War in Ukraine causes a flood of amateurish ransomware
The Kremlin's aggression in Ukraine put Russia on a ransomware map. Typically excluded from ransomware target lists, the country now finds itself in the eye of the storm, facing the highest proportion of ransomware detections, ESET claims.
January through April, ESET researchers noticed an increase in screen-locking ransomware incidents. Almost 40% were aimed at Russia, and 11% at Ukraine.
"The Win/LockScreen.AWI variant targeting Russia even displayed the title ‘Slava Ukraini’ (in uppercase Ukrainian Cyrillic) or "Glory to Ukraine" – a national salute used by the Ukrainians," ESET said in its latest threat report.
"Since the Russian invasion of Ukraine, we have observed an increased number of amateurish ransomware and wipers. Their authors often pledge support for one side or the other and make the attacks an act of personal vendetta," Igor Kabina, ESET Senior Detection Engineer, said.
Before the invasion, Russia and some other Commonwealth of Independent States (CIS) were excluded from many ransomware target lists, probably because many criminals reside in those countries or fear Russian retribution, the report states.
"T1 [January through April] 2022 hints at a possible change, as Russia faced the highest proportion of detections (12%) in the Ransomware category.
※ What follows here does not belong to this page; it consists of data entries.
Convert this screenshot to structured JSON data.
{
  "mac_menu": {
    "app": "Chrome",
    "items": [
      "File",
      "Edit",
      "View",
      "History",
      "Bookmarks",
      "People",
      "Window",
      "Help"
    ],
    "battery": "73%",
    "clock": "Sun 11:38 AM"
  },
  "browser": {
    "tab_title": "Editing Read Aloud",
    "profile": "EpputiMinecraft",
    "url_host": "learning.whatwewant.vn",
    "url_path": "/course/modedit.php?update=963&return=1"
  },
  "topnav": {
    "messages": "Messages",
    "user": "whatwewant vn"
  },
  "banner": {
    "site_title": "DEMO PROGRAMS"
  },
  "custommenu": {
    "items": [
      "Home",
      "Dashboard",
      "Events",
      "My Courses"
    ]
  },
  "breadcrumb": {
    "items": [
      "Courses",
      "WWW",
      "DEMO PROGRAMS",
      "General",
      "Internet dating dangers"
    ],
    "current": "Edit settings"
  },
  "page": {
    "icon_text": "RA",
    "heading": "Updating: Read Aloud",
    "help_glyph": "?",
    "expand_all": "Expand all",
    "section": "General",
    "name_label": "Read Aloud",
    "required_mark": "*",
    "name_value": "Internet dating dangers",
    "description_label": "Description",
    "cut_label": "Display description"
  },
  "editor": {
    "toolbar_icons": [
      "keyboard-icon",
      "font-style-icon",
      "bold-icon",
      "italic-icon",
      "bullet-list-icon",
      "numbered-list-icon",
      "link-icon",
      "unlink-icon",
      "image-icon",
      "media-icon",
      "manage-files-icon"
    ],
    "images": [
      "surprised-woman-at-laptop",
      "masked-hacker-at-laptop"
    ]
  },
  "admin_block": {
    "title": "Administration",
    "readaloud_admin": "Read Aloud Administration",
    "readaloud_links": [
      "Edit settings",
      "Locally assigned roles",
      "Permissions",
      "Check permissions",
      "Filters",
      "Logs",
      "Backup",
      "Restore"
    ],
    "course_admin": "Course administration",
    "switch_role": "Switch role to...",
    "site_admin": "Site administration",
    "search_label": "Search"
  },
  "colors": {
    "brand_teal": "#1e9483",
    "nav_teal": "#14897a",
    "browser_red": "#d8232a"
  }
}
Although not unheard of, Russia has never had to eat so much of its own dog food," ESET said.
Conti leaks ruffled some feathers at the beginning of the war in Ukraine. In March, after Conti had announced its allegiance with Vladimir Putin, a pro-Ukrainian insider has set up a Twitter account named Conti leaks to expose the ransomware gang, which proved to be a nightmare for many of its victims, including Ireland's HSE, Volkswagen Group, several US cities, counties, and school districts.
In May, the group was proclaimed dead. Before disappearing, Conti went on a spree. Reports show that the gang attacked around two companies per day, with its victim list exceeding 1,000 organizations. Other actors, for example, LockBit, tried to avoid similar fallout by publicly stating they were impartial.
"What's interesting is that the pro-Ukrainian [amateurish ransomware and wipers] variants outnumber the pro-Russian ones by a small margin. We expect attacks supporting a particular side to continue in the upcoming months and even escalate as ideology and war propaganda are becoming the central driving forces for their spread," Kabina added.
During the review period, ESET researchers saw many decryptors released, including some of the most notorious names, such as Maze, Egregor, Sekhmet, and Diavol. Regarding the war in Ukraine, a free decryptor has been published for victims of HermeticRansom.
Although some threat actors were arrested this year, there are still enough criminals wanting to join the ransomware scene.
"NightSky was one of the first and most visible ones that popped up in T1 2022, targeting corporate networks and exploiting Log4J. On top of eCh0raix, NAS devices are under attack from new ransomware called DeadBolt. Another newcomer, White Rabbit, seems to be a side-project of the FIN8 hacking group," ESET said.